Last month’s release of GPT-4o’s image-generation capabilities led to a huge improvement in instruction-following capabilities—specifically, it can now make maps that (more or less) match real geography.
So, obviously, I tried it on Bible maps and made 180 AI-generated maps of the Holy Land in many different styles.
Some of my favorites:
Discussion
The results match what James Farrell found in his similar cartographic explorations: GPT-4o creates “generally accurate topography” but falls apart on the details. In these maps, for example, it really likes to connect the Dead Sea and the Red Sea with a nonexistent river. And it includes the Sea of Galilee only when it feels like it. The details of the topography itself—hills, valleys—are broadly correct but wrong in details.
It tends to do better at geographically accurate reproduction when it’s generating something close to what it likely saw in its training data. Sometimes modern features, like country borders, leak through into the generations.

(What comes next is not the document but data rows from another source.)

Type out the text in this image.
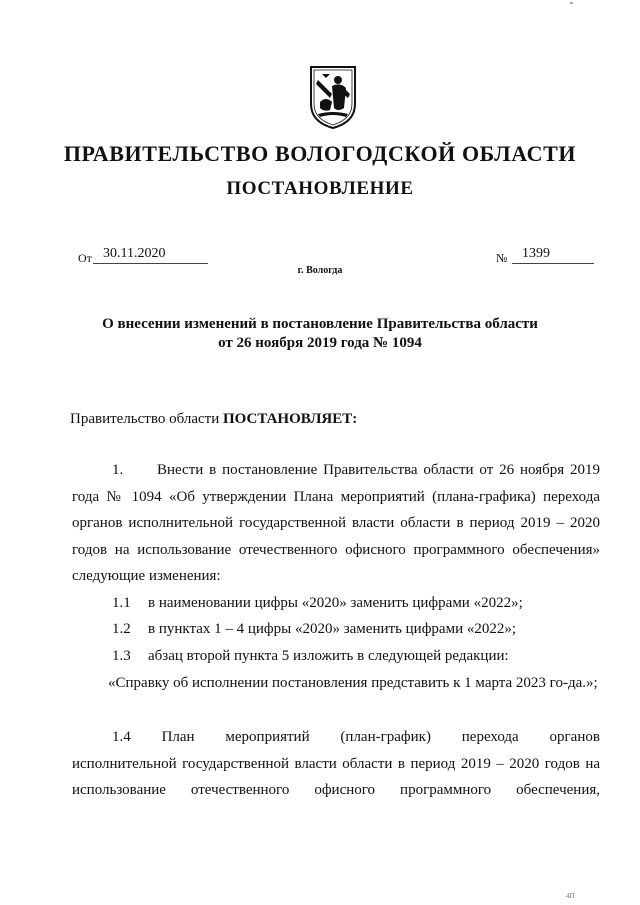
ПРАВИТЕЛЬСТВО ВОЛОГОДСКОЙ ОБЛАСТИ
ПОСТАНОВЛЕНИЕ
От 30.11.2020	№ 1399
г. Вологда
О внесении изменений в постановление Правительства области
от 26 ноября 2019 года № 1094
Правительство области ПОСТАНОВЛЯЕТ:
1. Внести в постановление Правительства области от 26 ноября 2019 года № 1094 «Об утверждении Плана мероприятий (плана-графика) перехода органов исполнительной государственной власти области в период 2019 – 2020 годов на использование отечественного офисного программного обеспечения» следующие изменения:
1.1 в наименовании цифры «2020» заменить цифрами «2022»;
1.2 в пунктах 1 – 4 цифры «2020» заменить цифрами «2022»;
1.3 абзац второй пункта 5 изложить в следующей редакции:
«Справку об исполнении постановления представить к 1 марта 2023 го-да.»;
1.4 План мероприятий (план-график) перехода органов
исполнительной государственной власти области в период 2019 – 2020 годов на использование отечественного офисного программного обеспечения,
4П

This kind of “vibe cartography” is different from what JJ Santos describes when using a similar term, where you can use Claude to automate map creation inside QGIS. In that process, you should end up with geographically “correct” results, but you’d have to spend a lot of time to achieve the artistic effects in the more conceptual maps here.
Evan Applegate at the Very Expensive Maps podcast likes to say that “you should make your own maps.” I don’t know that he’d consider this process to be “making” a map so much as vibing it into existence. I can imagine a cartographer using an AI to explore a certain look and then polish and execute that look using a more-traditional cartographic workflow.
Methodology
I started by uploading to Sora the finest map of the Holy Land ever created, which is in the public domain, and using that image as a base. From there, I started with this prompt:
Turn this hand drawing of the natural vegetation and topography of the Middle East into something different while maintaining the physical features (especially note that everything south of the Dead Sea is desert; there’s no river), without labels, human features, or political borders:
And followed it up with the specific style, with wording suggested by ChatGPT. For example:
A pure, traditional Swiss-style shaded relief map of ancient Israel — delicate shading for terrain, clean coastline, classic colors, masterful light sourcing.
You can find all the prompts by hovering over (or long-pressing) the images on the AI Maps page.